Artificial Intelligence Helps Resolve Long-Running Astrophysics Debate on Supermassive Black Holes
An image of Messier 101, the Pinwheel Galaxy, made with the Hubble Space Telescope. The bright blue clumps in the spiral arms are sites of recent star formation.
Credit: NASA, ESA, K. Kuntz (JHU), F. Bresolin (University of Hawaii), J. Trauger (Jet Propulsion Lab), J. Mould (NOAO), Y.-H. Chu (University of Illinois, Urbana), and STScI
Black holes with masses equivalent to millions of suns do put a brake on the birth of new stars, say astronomers. Using machine learning and three state-of-the-art simulations to back up results from a large sky survey, the researchers resolve a 20-year long debate on the formation of stars. Joanna Piotrowska, a PhD student at the University of Cambridge, presented the new work on July 20, 2021, at the virtual National Astronomy Meeting (NAM 2021).

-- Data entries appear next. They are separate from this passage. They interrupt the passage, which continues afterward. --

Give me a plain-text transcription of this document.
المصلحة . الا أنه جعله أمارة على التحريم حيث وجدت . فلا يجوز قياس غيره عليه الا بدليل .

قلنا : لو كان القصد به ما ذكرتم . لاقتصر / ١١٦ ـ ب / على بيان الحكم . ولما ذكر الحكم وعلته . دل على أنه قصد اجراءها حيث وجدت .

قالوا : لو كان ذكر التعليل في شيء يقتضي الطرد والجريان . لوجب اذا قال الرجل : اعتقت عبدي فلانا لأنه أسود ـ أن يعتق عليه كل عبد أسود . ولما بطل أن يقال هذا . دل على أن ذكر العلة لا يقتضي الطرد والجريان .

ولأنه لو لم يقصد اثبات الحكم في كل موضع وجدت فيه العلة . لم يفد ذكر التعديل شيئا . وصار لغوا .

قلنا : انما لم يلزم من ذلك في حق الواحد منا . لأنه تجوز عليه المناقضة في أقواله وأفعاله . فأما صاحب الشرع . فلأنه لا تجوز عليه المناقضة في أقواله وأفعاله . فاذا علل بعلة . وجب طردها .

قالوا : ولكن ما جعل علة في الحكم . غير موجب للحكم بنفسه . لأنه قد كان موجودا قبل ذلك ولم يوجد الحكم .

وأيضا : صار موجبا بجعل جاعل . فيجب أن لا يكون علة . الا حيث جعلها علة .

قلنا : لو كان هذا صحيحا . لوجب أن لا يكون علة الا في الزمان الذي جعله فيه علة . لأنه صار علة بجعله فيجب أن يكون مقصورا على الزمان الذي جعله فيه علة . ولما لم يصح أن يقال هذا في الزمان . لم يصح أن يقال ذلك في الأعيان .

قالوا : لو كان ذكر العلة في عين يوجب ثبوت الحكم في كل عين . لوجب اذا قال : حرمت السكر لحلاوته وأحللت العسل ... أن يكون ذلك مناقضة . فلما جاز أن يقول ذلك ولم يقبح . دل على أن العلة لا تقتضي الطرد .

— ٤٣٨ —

Star formation in galaxies has long been a focal point of astronomy research. Decades of successful observations and theoretical modeling resulted in our good understanding of how gas collapses to form new stars both in and beyond our own Milky Way. However, thanks to all-sky observing programs like the Sloan Digital Sky Survey (SDSS), astronomers realized that not all galaxies in the local Universe are actively star-forming — there exists an abundant population of “quiescent” objects which form stars at significantly lower rates.
The question of what stops star formation in galaxies remains the biggest unknown in our understanding of galaxy evolution, debated over the past 20 years. Piotrowska and her team set up an experiment to find out what might be responsible.

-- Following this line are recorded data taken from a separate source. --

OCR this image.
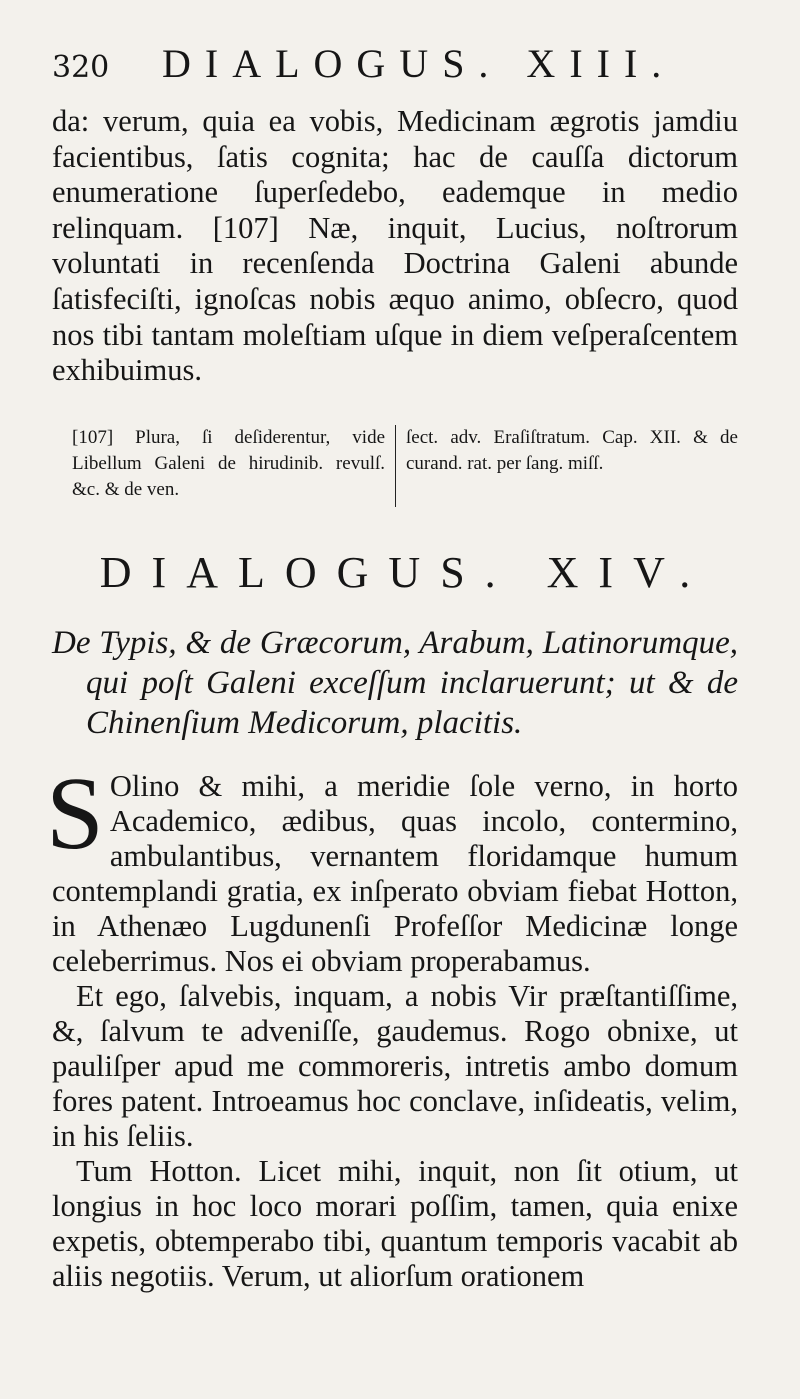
320	DIALOGUS. XIII.

da: verum, quia ea vobis, Medicinam ægrotis jamdiu facientibus, ſatis cognita; hac de cauſſa dictorum enumeratione ſuperſedebo, eademque in medio relinquam. [107] Næ, inquit, Lucius, noſtrorum voluntati in recenſenda Doctrina Galeni abunde ſatisfeciſti, ignoſcas nobis æquo animo, obſecro, quod nos tibi tantam moleſtiam uſque in diem veſperaſcentem exhibuimus.

[107] Plura, ſi deſiderentur, vide Libellum Galeni de hirudinib. revulſ. &c. & de ven.
ſect. adv. Eraſiſtratum. Cap. XII. & de curand. rat. per ſang. miſſ.
DIALOGUS. XIV.
De Typis, & de Græcorum, Arabum, Latinorumque, qui poſt Galeni exceſſum inclaruerunt; ut & de Chinenſium Medicorum, placitis.

S Olino & mihi, a meridie ſole verno, in horto Academico, ædibus, quas incolo, contermino, ambulantibus, vernantem floridamque humum contemplandi gratia, ex inſperato obviam fiebat Hotton, in Athenæo Lugdunenſi Profeſſor Medicinæ longe celeberrimus. Nos ei obviam properabamus.

Et ego, ſalvebis, inquam, a nobis Vir præſtantiſſime, &, ſalvum te adveniſſe, gaudemus. Rogo obnixe, ut pauliſper apud me commoreris, intretis ambo domum fores patent. Introeamus hoc conclave, inſideatis, velim, in his ſeliis.

Tum Hotton. Licet mihi, inquit, non ſit otium, ut longius in hoc loco morari poſſim, tamen, quia enixe expetis, obtemperabo tibi, quantum temporis vacabit ab aliis negotiis. Verum, ut aliorſum orationem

Using three state-of-the-art cosmological simulations — EAGLE, Illustris, and IllustrisTNG — the astronomers investigated what we would expect to see in the real Universe as observed by the SDSS, when different physical processes were halting star formation in massive galaxies.
The astronomers applied a machine learning algorithm to classify galaxies into star-forming and quiescent, asking which of three parameters: the mass of the supermassive black holes found at the center of galaxies (these monster objects have typically millions or even billions of times the mass of our Sun), the total mass of stars in the galaxy, or the mass of the dark matter halo around galaxies, best predicts how galaxies turn out.